Recent Rep seasons have offered eight productions. This season was originally
sold at six shows, yet the previously announced Santaland Diaries has
already been canceled, primarily due to cuts in Metro Arts Commission
funding, down $100,000 from last year. The Rep's projected budget is $1.7
million, but even that may need to be reduced.
"We're holding out that we'll hit our subscription projections," says
Alford, whose target of 2,700 is realistic enough. "I've felt for quite
a while that Nashville theater, to paraphrase Alan Greenspan, has been
in a period of irrational exuberance. Frankly, we have more going on than
our community will support, which is an unfortunate statement but I think
true. Everyone is scaling back, and the Rep is doing so to more accurately
reflect the demand in the community."
The Rep's recent deficits have been covered by reserve funds from the
Tennessee Performing Arts Center (TPAC), which serves as home to both
the company's administrative offices and its productions. "That money
is not infinite," Alford continues. "What I do think is good—even though
the cuts are painful—is that we're taking a very mature look at our finances."
Other changes include extending runs over three weekends to tap more effectively
into word-of-mouth marketing, and closing the balcony of Polk Theater
to enhance the intimacy of the space. "We haven't cut any personnel,"
says Alford, "but production costs have been reduced. We're not doing
as many shows, and hence not hiring as many actors—Inherit the Wind
being the exception."
The season opener features a cast of 40. Alford has tapped into the local
professional acting community in a big way, offering plum roles to veterans
Mark Cabus, Cecil Jones, Matt Chiorini and others. He's also drawn from
the Nashville community theater scene with equal enthusiasm to fill out
the large ensemble.
"I'm really proud of the fact that the show is all local actors," says
Alford. "I think there have been a lot of cases in the past where people
have been brought in for roles that could easily have been handled by
someone here in town. I'm passionately dedicated to trying to pay the
people who live here and are trying to make a living as an actor." Inherit
the Wind is Alford's only directorial assignment for the season. Cabus
directs Sylvia, Rep associate artistic director René Copeland directs
Holiday Memories and Noises Off, and New Federal Theatre
producing director Woodie King Jr. will be brought in from New York to
mount The Piano Lesson.
Inherit the Wind, based in spirit on the 1925 "Scopes Monkey Trial"
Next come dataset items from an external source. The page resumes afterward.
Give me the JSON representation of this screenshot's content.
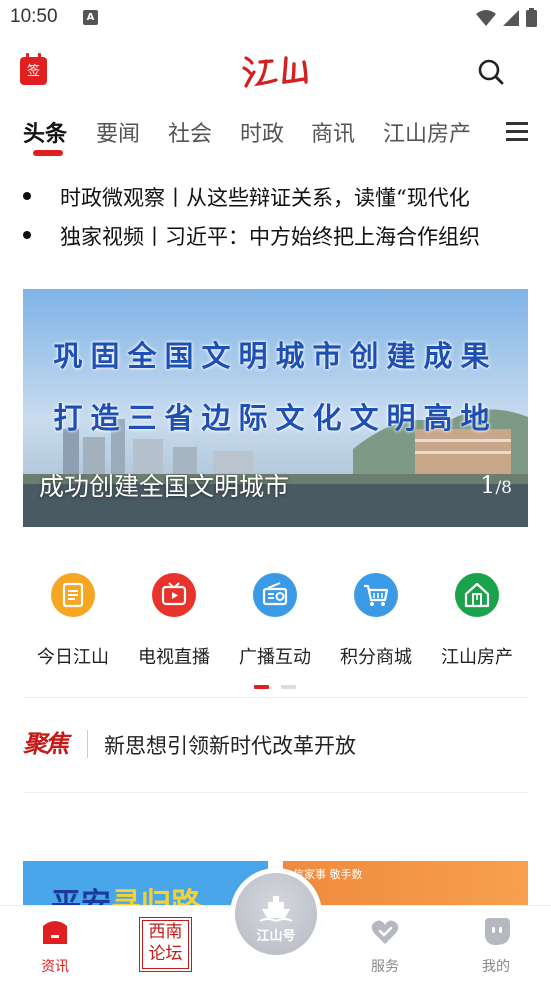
{
  "status": {
    "time": "10:50",
    "badge": "A"
  },
  "header": {
    "sign_label": "签",
    "logo_text": "江山"
  },
  "tabs": [
    {
      "label": "头条",
      "active": true
    },
    {
      "label": "要闻"
    },
    {
      "label": "社会"
    },
    {
      "label": "时政"
    },
    {
      "label": "商讯"
    },
    {
      "label": "江山房产"
    }
  ],
  "headlines": [
    "时政微观察丨从这些辩证关系，读懂“现代化",
    "独家视频丨习近平：中方始终把上海合作组织"
  ],
  "banner": {
    "line1": "巩固全国文明城市创建成果",
    "line2": "打造三省边际文化文明高地",
    "caption": "成功创建全国文明城市",
    "current": "1",
    "total": "/8"
  },
  "grid": [
    {
      "label": "今日江山",
      "icon": "news-icon",
      "color": "#f6a623"
    },
    {
      "label": "电视直播",
      "icon": "tv-icon",
      "color": "#e8322c"
    },
    {
      "label": "广播互动",
      "icon": "radio-icon",
      "color": "#3b9ae6"
    },
    {
      "label": "积分商城",
      "icon": "cart-icon",
      "color": "#3b9ae6"
    },
    {
      "label": "江山房产",
      "icon": "house-icon",
      "color": "#1aa34a"
    }
  ],
  "focus": {
    "logo": "聚焦",
    "text": "新思想引领新时代改革开放"
  },
  "cards": {
    "left_a": "平安",
    "left_b": "寻归路",
    "right": "信家事 敬手数"
  },
  "bottom_nav": [
    {
      "label": "资讯",
      "icon": "news-home-icon",
      "active": true
    },
    {
      "label": "西南论坛",
      "icon": "forum-stamp-icon"
    },
    {
      "label": "江山号",
      "icon": "ship-icon"
    },
    {
      "label": "服务",
      "icon": "heart-icon"
    },
    {
      "label": "我的",
      "icon": "profile-icon"
    }
  ],
  "forum": {
    "line1": "西南",
    "line2": "论坛"
  },
  "colors": {
    "accent": "#e02020",
    "banner_text": "#1e4fb3"
  }
}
in small-town Dayton, Tenn., was first produced as a play in 1955. A well-known
1960 feature film starred Spencer Tracy and Fredric March as the fictional
counterparts of the real-life courtroom adversaries Clarence Darrow and
William Jennings Bryan. "People always think of it as the 'evolution play,'
" Alford says. "And that's a testament to the trial scenes, which play
like gangbusters. But evolution vs. creationism isn't the real issue.
In fact, the play was Lawrence and Lee's response to McCarthyism. It's
about intellectual curiosity vs. narrow-mindedness, and how new ideas
are always met with hostility, particularly in the way they affect how
we think about ourselves and our place in the world."
Alford reached for strong actors to carry the show, and he found them
in Cabus, who plays the Darrow counterpart Henry Drummond, and in Jones,
who plays the Bryan figure, Matthew Harrison Brady. "Cecil is a big man
with a big voice," Alford says, "and he knows how to work a room. And
Mark is just a terrific actor. But I'm particularly proud of the younger
secondary leads, Pete Vann and Anitra Brumagen, for mining some rich emotional
material out of scenes which, on the page, read like 1940s film writing."